The banquet that night was very entertaining and treated us to a comedy act with an interesting mathematical problem we were discussing the next day.
- Ajay Askoolum demonstrated using APL+Win in a web-integrated environment for LINQ - Language-Integrated Queries.
- Richard Nabavi showed off the latest version of APLx which has some nice profiling tools as well as workspace comparison utilities. This APL has a quad-XML system function, developed in conjunction with Dyalog, for handling XML. APLx also has a handy data browser - a feature others would do well to implemnent.
- Gitte Christensen gave us ammunition for promoting APL in the context of Agile Development which has been gaining currency of late.
- Dr. Beau Webber showed us a number of tools he's built in APL over the years to help with scientific research. He had a very impressive collection of interfaces to display results of experiments in atomic physics.
- Ziggi had an inspiring story about using APL to develop a successful internet-based educational company in a very short time.
- Gilgamesh Athoraya had a fun gadget in which he uses a data-phone sensor with GPS capabilities, programmed in Dyalog's Pocket PC APL, to record location information and display it in conjunction with mapping software to compile a record of where he's been.

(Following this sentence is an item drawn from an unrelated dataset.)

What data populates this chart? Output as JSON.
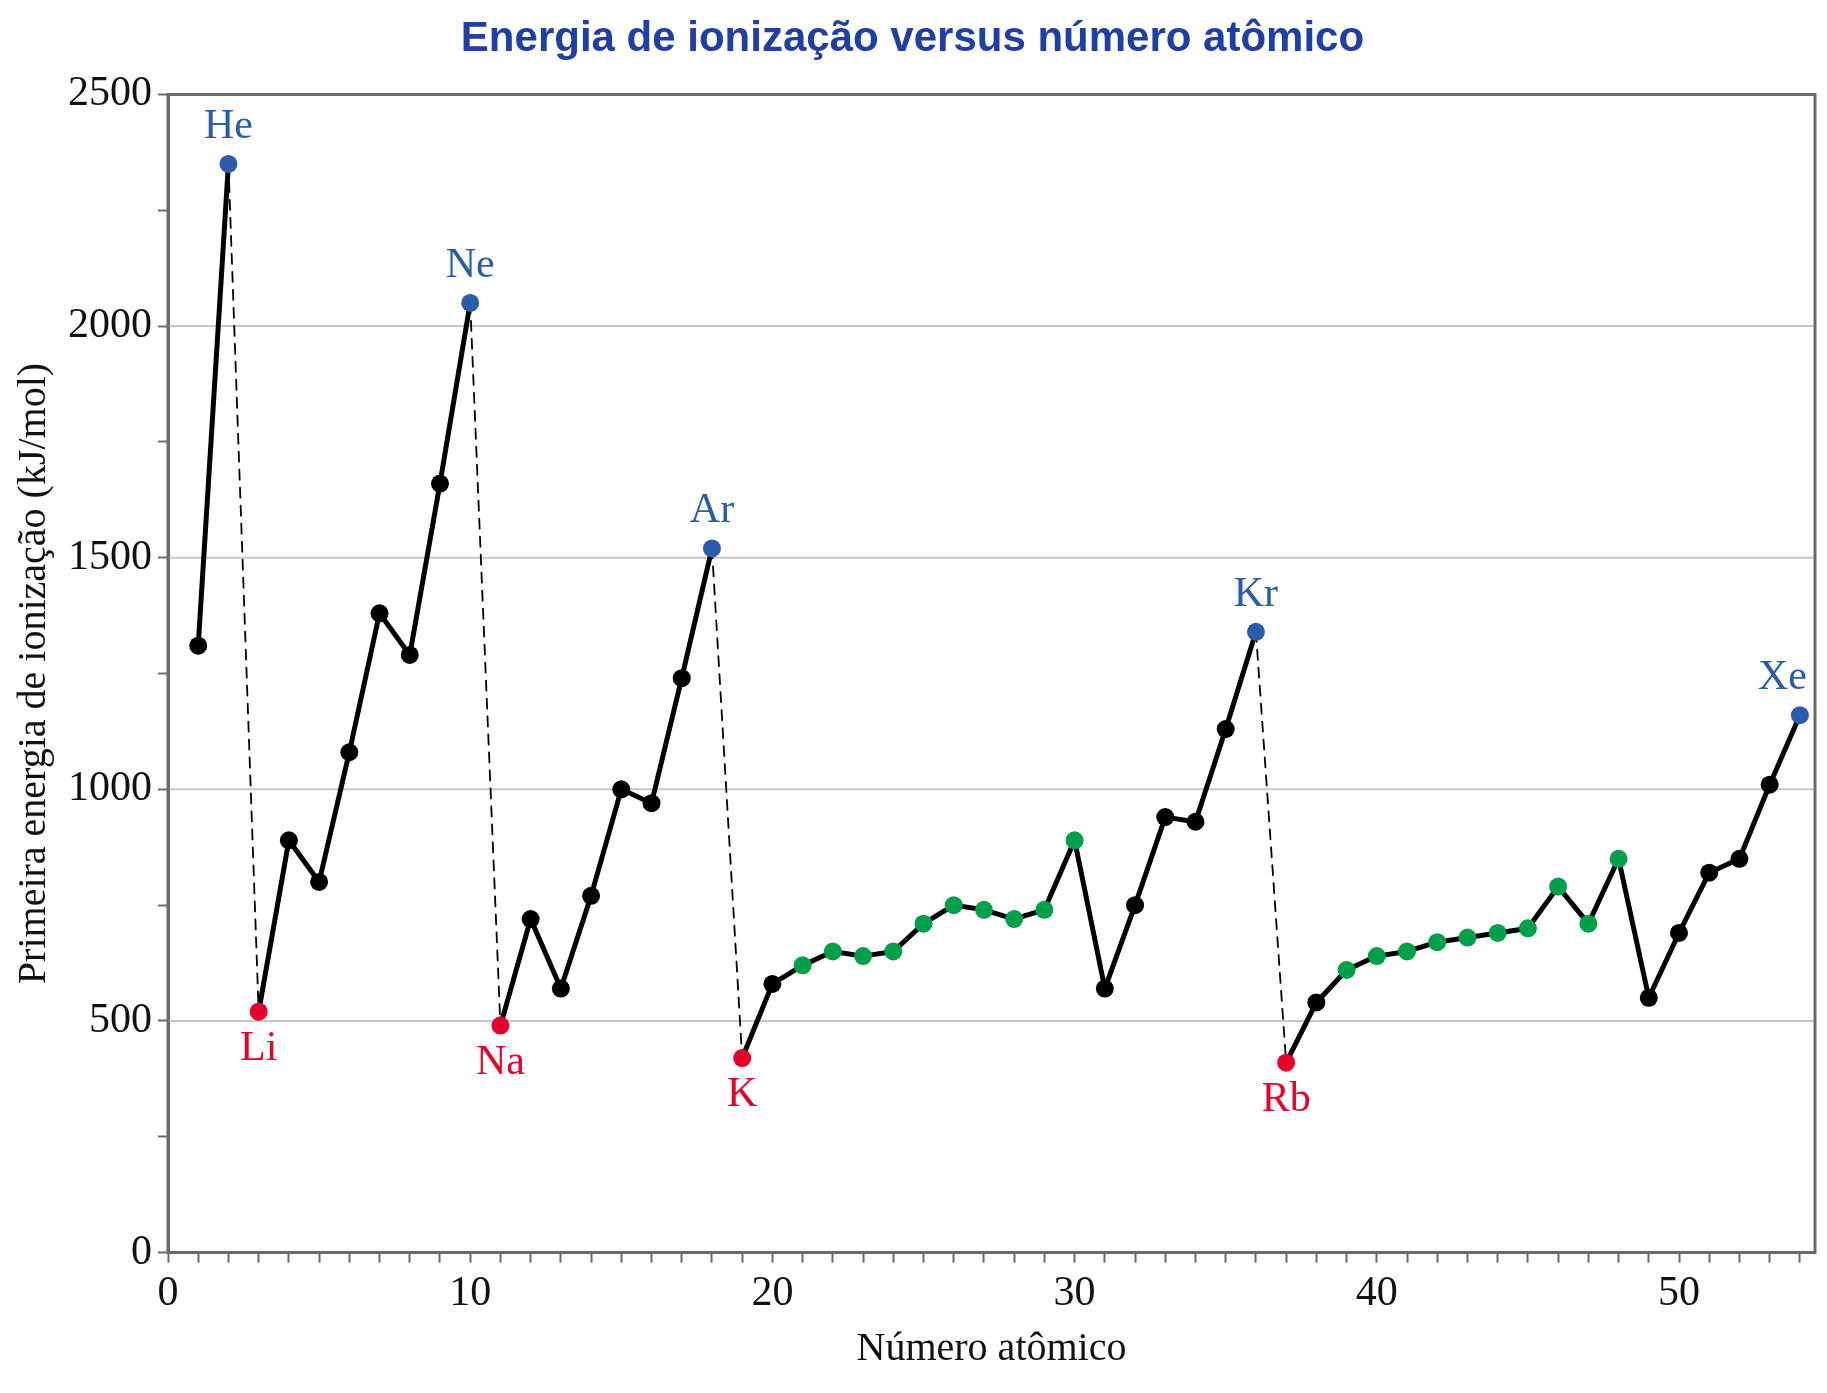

- Catherine Lathwell updated us on her progress with her film about APL and showed us a little footage she's shot so far.
- Phil Last demonstrated some APL functions on a database he could control using dotNet code.
- Graeme Robertson presented the "Reduce" programming language and showed us some application to string theory and algebraic programming. He also had a physical model of a shape he's attempting to describe mathematically and offered a prize to anyone who could do so.